N’est-il pas le paradigme du chasseur sûr de lui jusqu’à la caricature qui vire au prédateur imposant sa violence aux femmes?»
Hervé Castanet, professeur des universités, est membre de l’École de la Cause freudienne et de l’Association mondiale de psychanalyse. Il est psychanalyste à Marseille où il dirige le Centre psychanalytique de Consultations et Traitements (CPCT). Il a publié plus d’une vingtaine de livres notamment sur les psychoses, la perversion, l’écrivain et dessinateur Pierre Klossowski et les nouages de l’art, de la littérature et de la psychanalyse. Il a créé la revue il particolare – art, littérature, théorie critique en 1999.
Les étranges corridas d’Hervé Guibert: à propos des «infanteros»
«La manière dont la figure de l’enfance se déploie dans l’œuvre d’Hervé Guibert convoque les multiples versants de l’expression «désir d’enfant». La psychanalyse l’a quelquefois souligné, l’équivoque provoque par le génitif —le d’ dans l’expression «désir d’enfant»— traduit bien la proximité des différents versants de ce désir qui ne sont pas antinomiques sur le plan psychique, bien qu’ils le soient sur le plan social.
Le désir d’enfant, c’est d’abord le désir que ressent l’enfant, son désir; c’est aussi le désir du sujet d’avoir un enfant, d’enfanter; mais c’est également, et c’est là plus pointu, le désir érotique qui peut être ressenti à son endroit.»

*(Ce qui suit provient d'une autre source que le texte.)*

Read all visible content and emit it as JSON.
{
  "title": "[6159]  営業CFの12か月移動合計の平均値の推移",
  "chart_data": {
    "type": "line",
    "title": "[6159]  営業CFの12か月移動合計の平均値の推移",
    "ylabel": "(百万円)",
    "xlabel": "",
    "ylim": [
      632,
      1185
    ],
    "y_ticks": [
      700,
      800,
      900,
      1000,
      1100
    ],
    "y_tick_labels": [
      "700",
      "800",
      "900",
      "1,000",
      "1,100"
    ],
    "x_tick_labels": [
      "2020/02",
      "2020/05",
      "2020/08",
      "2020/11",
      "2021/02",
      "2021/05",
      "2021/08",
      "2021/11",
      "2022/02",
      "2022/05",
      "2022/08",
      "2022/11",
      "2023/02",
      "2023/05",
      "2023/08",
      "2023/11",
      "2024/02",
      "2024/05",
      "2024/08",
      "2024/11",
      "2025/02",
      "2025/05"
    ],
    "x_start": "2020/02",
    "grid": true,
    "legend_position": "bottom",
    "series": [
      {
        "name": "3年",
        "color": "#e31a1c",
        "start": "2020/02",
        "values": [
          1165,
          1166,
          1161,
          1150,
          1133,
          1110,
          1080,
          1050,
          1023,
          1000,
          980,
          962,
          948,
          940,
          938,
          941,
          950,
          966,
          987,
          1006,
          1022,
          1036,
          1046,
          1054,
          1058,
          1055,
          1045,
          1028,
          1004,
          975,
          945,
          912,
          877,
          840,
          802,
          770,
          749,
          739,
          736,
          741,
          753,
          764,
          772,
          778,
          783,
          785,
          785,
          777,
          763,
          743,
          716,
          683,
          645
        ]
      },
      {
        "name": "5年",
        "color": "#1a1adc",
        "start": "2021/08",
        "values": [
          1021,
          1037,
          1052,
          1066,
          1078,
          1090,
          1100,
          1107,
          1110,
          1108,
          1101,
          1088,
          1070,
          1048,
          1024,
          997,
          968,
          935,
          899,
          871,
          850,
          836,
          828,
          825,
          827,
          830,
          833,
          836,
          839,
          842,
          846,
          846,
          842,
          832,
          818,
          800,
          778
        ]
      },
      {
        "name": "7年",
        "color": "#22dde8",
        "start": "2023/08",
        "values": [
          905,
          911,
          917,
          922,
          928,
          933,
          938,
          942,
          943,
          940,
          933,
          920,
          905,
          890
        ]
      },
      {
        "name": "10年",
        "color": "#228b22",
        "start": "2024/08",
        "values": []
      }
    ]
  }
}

Louis-Daniel Godin est professeur au Département d’études littéraires de l’UQAM et membre du Centre de recherche interuniversitaire sur la littérature et la culture québécoises. Privilégiant une approche psychanalytique, il consacre ses recherches actuelles à la littérature québécoise contemporaine et particulièrement à la question du nom propre. Son essai Les père-mutations. La paternité en question chez Hervé Bouchard et Michael Delisle est paru en 2021 aux Presses de l’Université de Montréal. Il a dans la dernière année codirigé avec Laurence Pelletier un dossier de la revue culturelle Spirale consacré à la solitude dans les productions culturelles contemporaines.

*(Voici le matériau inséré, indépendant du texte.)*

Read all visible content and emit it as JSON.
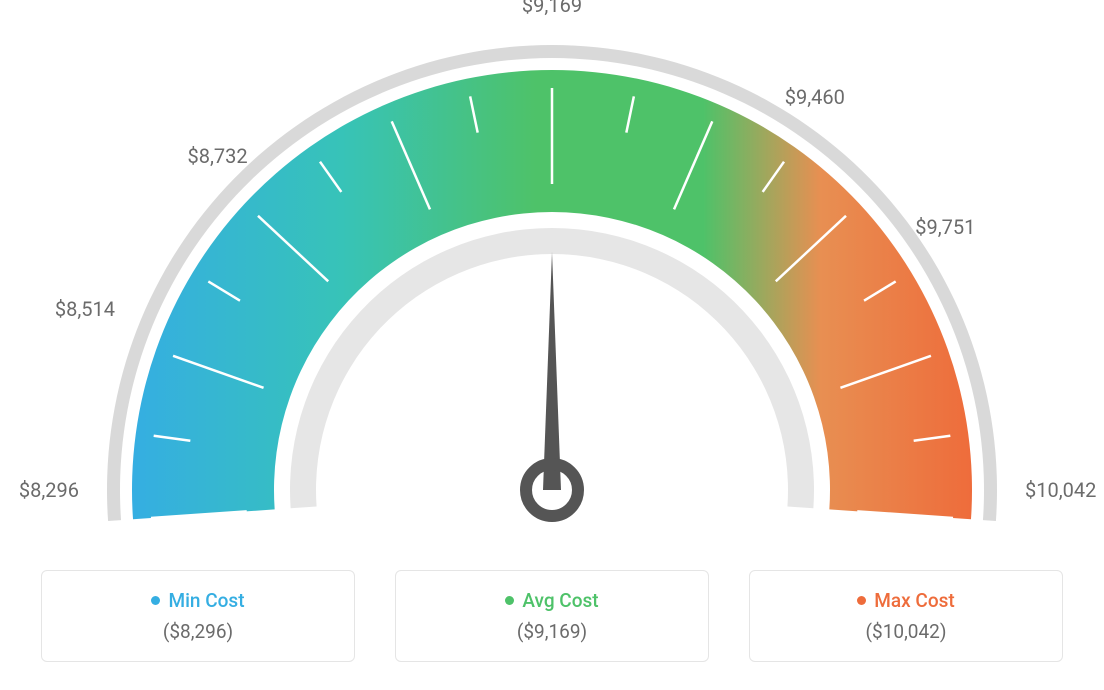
{
  "gauge": {
    "type": "gauge",
    "min_value": 8296,
    "avg_value": 9169,
    "max_value": 10042,
    "needle_value": 9169,
    "outer_ring_color": "#d9d9d9",
    "inner_ring_color": "#e6e6e6",
    "gradient_colors": {
      "blue": "#35aee2",
      "teal": "#37c3b8",
      "green": "#4ec269",
      "orange_mid": "#e88f52",
      "orange": "#ee6c3b"
    },
    "tick_mark_color": "#ffffff",
    "tick_mark_width": 2.5,
    "needle_color": "#555555",
    "background_color": "#ffffff",
    "tick_labels": [
      {
        "value": "$8,296",
        "angle_deg": 180
      },
      {
        "value": "$8,514",
        "angle_deg": 157.5
      },
      {
        "value": "$8,732",
        "angle_deg": 135
      },
      {
        "value": "$9,169",
        "angle_deg": 90
      },
      {
        "value": "$9,460",
        "angle_deg": 56.25
      },
      {
        "value": "$9,751",
        "angle_deg": 33.75
      },
      {
        "value": "$10,042",
        "angle_deg": 0
      }
    ],
    "tick_label_color": "#6b6b6b",
    "tick_label_fontsize": 20,
    "major_tick_count": 9,
    "minor_tick_between": 1
  },
  "legend": {
    "min": {
      "label": "Min Cost",
      "value": "($8,296)",
      "color": "#35aee2"
    },
    "avg": {
      "label": "Avg Cost",
      "value": "($9,169)",
      "color": "#4ec269"
    },
    "max": {
      "label": "Max Cost",
      "value": "($10,042)",
      "color": "#ee6c3b"
    },
    "card_border_color": "#e5e5e5",
    "value_color": "#6b6b6b"
  }
}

Lacan, la mante et le rat: Apologue pour l’imagination de l’angoisse
«Ce que je vous présente dans cette communication est un morceau d’un travail en cours qui implique toute une lecture sur le recours de l’imagination dans l’invention d’une pensée théorique, c’est-à-dire qu’il y a en psychanalyse, comme ailleurs, un imaginaire de la théorie.
Un imaginaire où certaines images se sont imposées, à Freud, à Lacan, des images qui se sont imposées, non pas tant pour illustrer quelque chose que la pensée aurait déjà compris, mais parce que dans telle ou telle image, il y a quelque chose qu’il s’agit de déplier, un peu comme le fait Freud devant le Moïse de Michel-Ange, par exemple.

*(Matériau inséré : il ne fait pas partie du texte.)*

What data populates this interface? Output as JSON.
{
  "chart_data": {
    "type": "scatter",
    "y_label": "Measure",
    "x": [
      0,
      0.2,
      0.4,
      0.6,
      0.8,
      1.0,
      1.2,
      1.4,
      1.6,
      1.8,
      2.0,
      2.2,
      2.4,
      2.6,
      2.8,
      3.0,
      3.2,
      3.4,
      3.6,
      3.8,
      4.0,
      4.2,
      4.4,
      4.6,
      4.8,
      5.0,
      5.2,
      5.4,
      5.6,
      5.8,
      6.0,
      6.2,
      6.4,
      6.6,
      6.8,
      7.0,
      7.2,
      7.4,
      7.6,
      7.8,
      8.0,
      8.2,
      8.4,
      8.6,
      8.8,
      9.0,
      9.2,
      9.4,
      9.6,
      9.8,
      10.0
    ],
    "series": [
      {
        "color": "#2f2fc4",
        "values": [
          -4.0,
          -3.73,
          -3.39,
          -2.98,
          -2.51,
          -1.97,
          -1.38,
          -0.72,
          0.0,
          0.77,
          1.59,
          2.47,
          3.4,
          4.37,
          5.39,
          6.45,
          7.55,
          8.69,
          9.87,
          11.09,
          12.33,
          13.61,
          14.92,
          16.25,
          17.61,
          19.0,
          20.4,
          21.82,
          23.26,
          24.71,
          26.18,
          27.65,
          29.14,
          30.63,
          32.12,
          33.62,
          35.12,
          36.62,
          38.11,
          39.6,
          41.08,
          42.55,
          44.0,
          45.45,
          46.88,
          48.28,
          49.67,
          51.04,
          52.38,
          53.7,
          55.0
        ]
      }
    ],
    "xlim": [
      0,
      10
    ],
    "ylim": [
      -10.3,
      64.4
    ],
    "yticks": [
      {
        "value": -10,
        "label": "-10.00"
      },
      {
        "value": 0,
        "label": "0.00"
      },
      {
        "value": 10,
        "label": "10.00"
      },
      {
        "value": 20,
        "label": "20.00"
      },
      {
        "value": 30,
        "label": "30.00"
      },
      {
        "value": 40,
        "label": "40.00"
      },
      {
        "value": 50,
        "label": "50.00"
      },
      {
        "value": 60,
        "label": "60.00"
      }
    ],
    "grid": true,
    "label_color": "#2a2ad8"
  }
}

Or, ce qui m’apparait intéressant, c’est que, chaque fois, ça implique une certaine conception de l’image, un certain rapport à la chose visuelle et une certaine conception de ce que pourrait être ce que j’appelle une imagination critique.»
Alexis Lussier est professeur au Département d’études littéraires de l’Université du Québec à Montréal et chercheur à Figura. Son enseignement et ses principaux champs de recherche portent sur le regard et les images, dans l’optique de la littérature et du cinéma ; sur les relations entre littérature et perversion, scène d’écriture et scène fantasmatique, angoisse et obsession. Ses travaux ont été publiés dans différentes revues spécialisées dont Essaim, Cygne noir, Le Coq-Héron, Études françaises, Voix et images et Trafic. Depuis quelques années, il propose un retour à l’invention théorique de la «névrose obsessionnelle» en tant qu’elle implique, chez Freud et Lacan, une relecture de la modernité.